I've looked at Eclipse on-and-off since the very beginning, but I was never compelled to use it for a variety of reasons. The last time I made a attempt to use Eclipse was a couple of years ago and it wouldn't start up for me for reasons I was never able to determine, so I just left it at that.

I decided to take another look at Eclipse again because 1) I've been hearing a lot of good things about it so I figure a lot of issues have been resolved, 2) I don't have any software for the Mac so the free open-source nature of Eclipse is a plus, and 3) I'm thinking I'm going to be doing some Java coding.

I went to the Eclipse site and downloaded the the J2EE package. The different packages just means they come with different sets of plug-ins. You can always download the most basic package and install each plug-in your want manually. I didn't want the hassle of doing something and then finding out in the middle of it that I was missing a plug-in so I grabbed the full J2EE version.

Installing and running it was as simple of uncompressing the archive and clicking on the Eclipse icon. While Java has made a lot of progress addressing performance issues especially on the server side, I wanted to see how it does on a desktop application that is stopped and started frequently. While I didn't do any real benchmarking, the IDE started up faster then I remember it is still no speed demon. Once started, though, the performance seems pretty good.

Eclipse has it's own set of terminology like perspectives, Team, etc. which takes a bit getting used to, but the features you'd expect in a modern IDE is all there such as code completion, syntax highlighting, code navigation, etc.

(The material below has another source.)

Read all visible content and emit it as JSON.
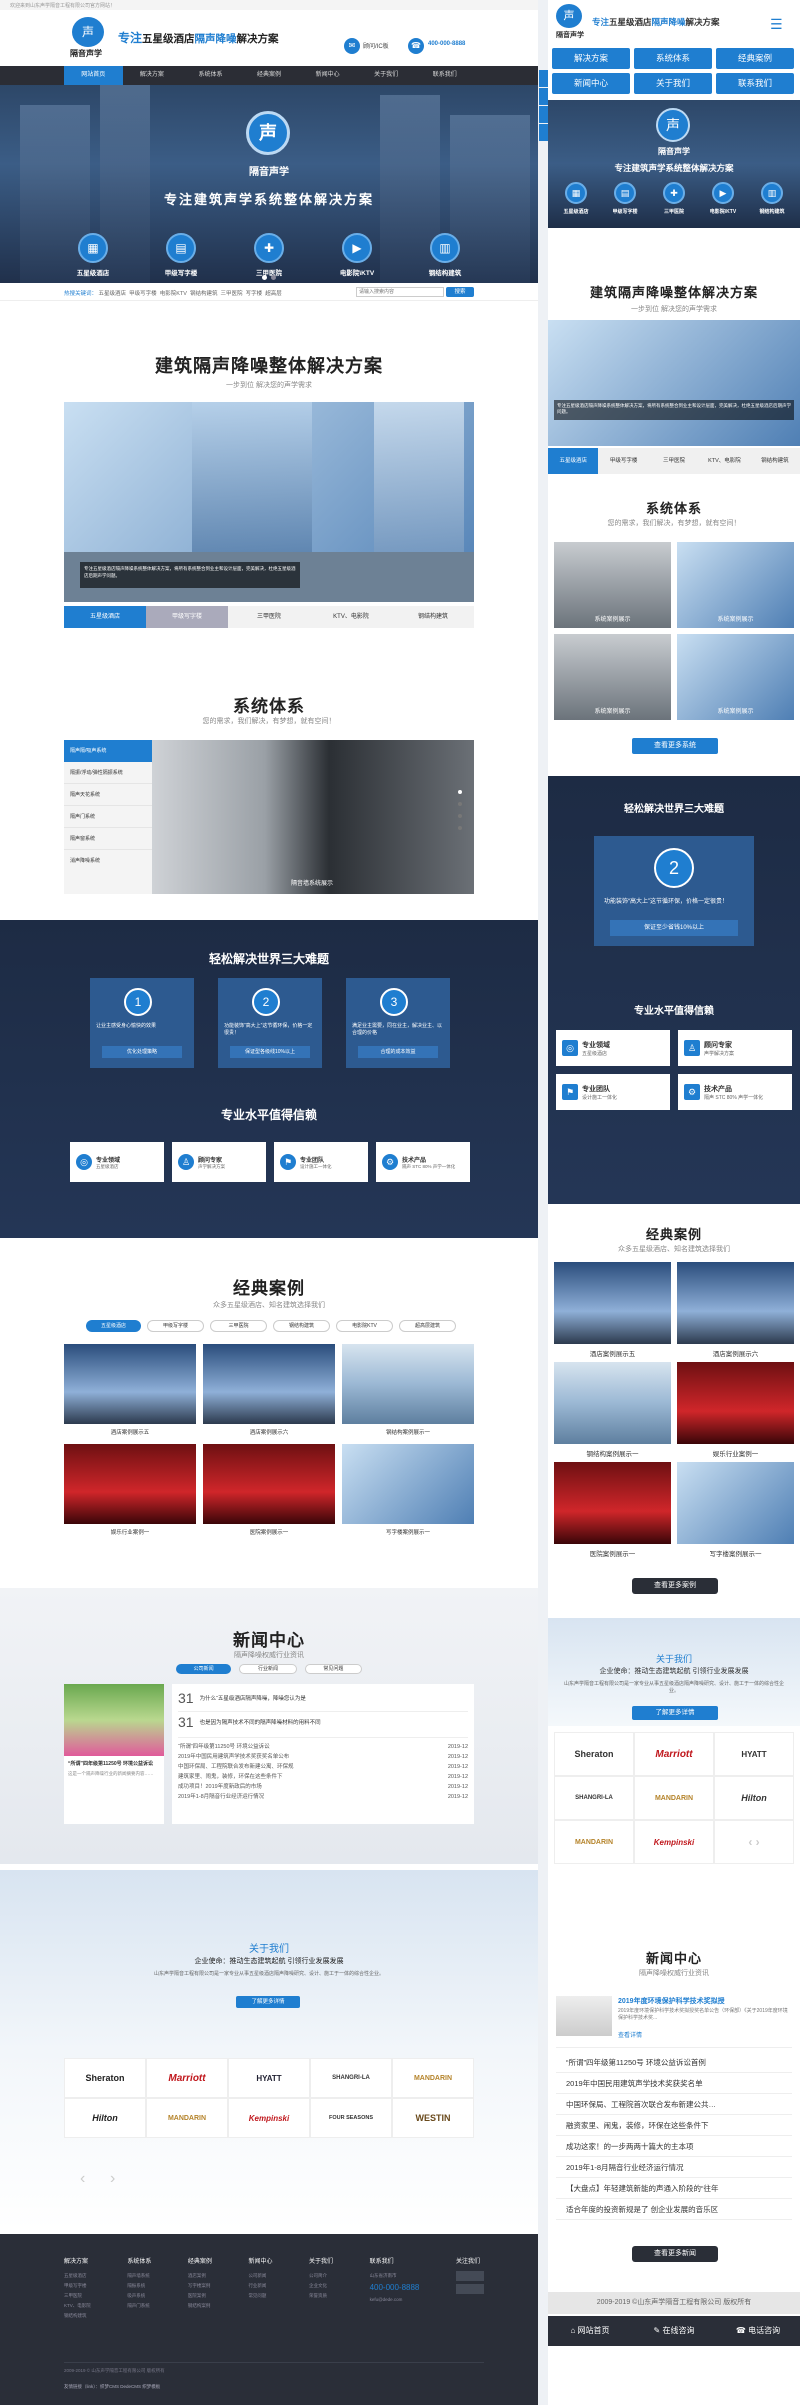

One thing I really like is that it checks your code for you even as you type. When you open up a project, you can immediately see which directory/file/line has potential errors through the explorer pane. You can do a lot more with templates code assists that will help with some coding tasks.

Before I did too much with Eclipse, I found out about PDT (PHP Developer Tool) plug-in. This adds PHP support to Eclipse and was a project that originated from the makers of the Zend IDE. Since my current projects tends to be PHP-based, it peaked my interests to see if I can use this IDE to handle my projects.

Installing the plug-in is super easy with Eclipse now. Just go to the plug-in manager and add the PDT repository to it's list and tell it to install. A few clicks later, I had PDT in Eclipse that recognizes PHP files and my project directory. Unfortunately, I haven't had much more time to get beyond that. I still want to test the debugging tool, etc. but I'll have to do that later.